J Mol Biol. 2007 Oct 5;372(5):1337-48. doi: 10.1016/j.jmb.2007.06.022. Epub 2007 Jun 15.
Most eukaryotic proteins consist of multiple domains created through gene fusions or internal duplications. The most frequent change of a domain architecture (DA) is insertion or deletion of a domain at the N or C terminus. Still, the mechanisms underlying the evolution of multidomain proteins are not very well studied. Here, we have studied the evolution of multidomain architectures (MDA), guided by evolutionary information in the form of a phylogenetic tree. Our results show that Pfam domain families and MDAs have been created with comparable rates (0.1-1 per million years (My)). The major changes in DA evolution have occurred in the process of multicellularization and within the metazoan lineage. In contrast, creation of domains seems to have been frequent already in the early evolution. Furthermore, most of the architectures have been created from older domains or architectures, whereas novel domains are mainly found in single-domain proteins. However, a particular group of exon-bordering domains may have contributed to the rapid evolution of novel multidomain proteins in metazoan organisms. Finally, MDAs have evolved predominantly through insertions of domains, whereas domain deletions are less common. In conclusion, the rate of creation of multidomain proteins has accelerated in the metazoan lineage, which may partly be explained by the frequent insertion of exon-bordering domains into new architectures. However, our results indicate that other factors have contributed as well.

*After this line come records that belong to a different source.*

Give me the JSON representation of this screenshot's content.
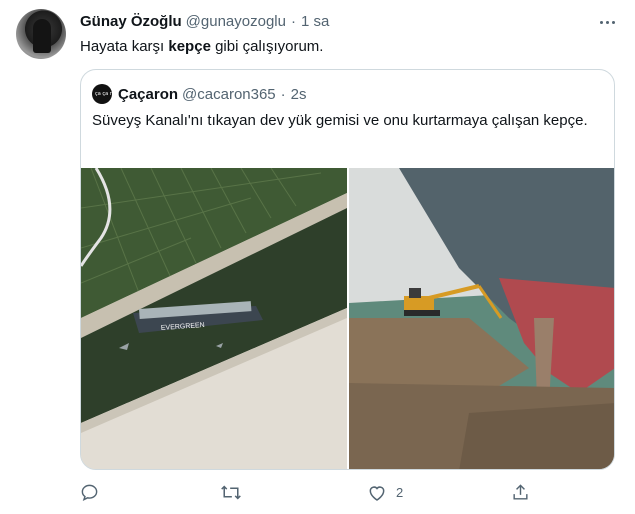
{
  "tweet": {
    "display_name": "Günay Özoğlu",
    "handle": "@gunayozoglu",
    "separator": "·",
    "time": "1 sa",
    "text_before": "Hayata karşı ",
    "text_bold": "kepçe",
    "text_after": " gibi çalışıyorum."
  },
  "quote": {
    "avatar_text": "ça ça ron",
    "display_name": "Çaçaron",
    "handle": "@cacaron365",
    "separator": "·",
    "time": "2s",
    "text": "Süveyş Kanalı'nı tıkayan dev yük gemisi ve onu kurtarmaya çalışan kepçe.",
    "ship_label": "EVERGREEN"
  },
  "actions": {
    "reply_count": "",
    "retweet_count": "",
    "like_count": "2",
    "share_count": ""
  },
  "icons": [
    "more-icon",
    "reply-icon",
    "retweet-icon",
    "like-icon",
    "share-icon"
  ],
  "colors": {
    "text": "#0f1419",
    "secondary": "#536471",
    "border": "#cfd9de"
  }
}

大多数真核生物蛋白质由通过基因融合或内部重复产生的多个结构域组成。结构域架构(DA)最常见的变化是在N或C末端插入或缺失一个结构域。然而,多结构域蛋白质进化的潜在机制尚未得到很好的研究。在这里,我们以系统发育树的形式利用进化信息研究了多结构域架构(MDA)的进化。我们的结果表明,Pfam结构域家族和MDA的产生速率相当(每百万年0.1 - 1个)。DA进化的主要变化发生在多细胞化过程中和后生动物谱系内。相比之下,结构域的产生在早期进化中似乎就很频繁。此外,大多数架构是由较古老的结构域或架构产生的,而新结构域主要存在于单结构域蛋白质中。然而,一组特定的外显子边界结构域可能促进了后生动物中新的多结构域蛋白质的快速进化。最后,MDA主要通过结构域的插入进化,而结构域缺失则较少见。总之,多结构域蛋白质的产生速率在后生动物谱系中有所加快,这可能部分是由于外显子边界结构域频繁插入新架构。然而,我们的结果表明其他因素也起到了作用。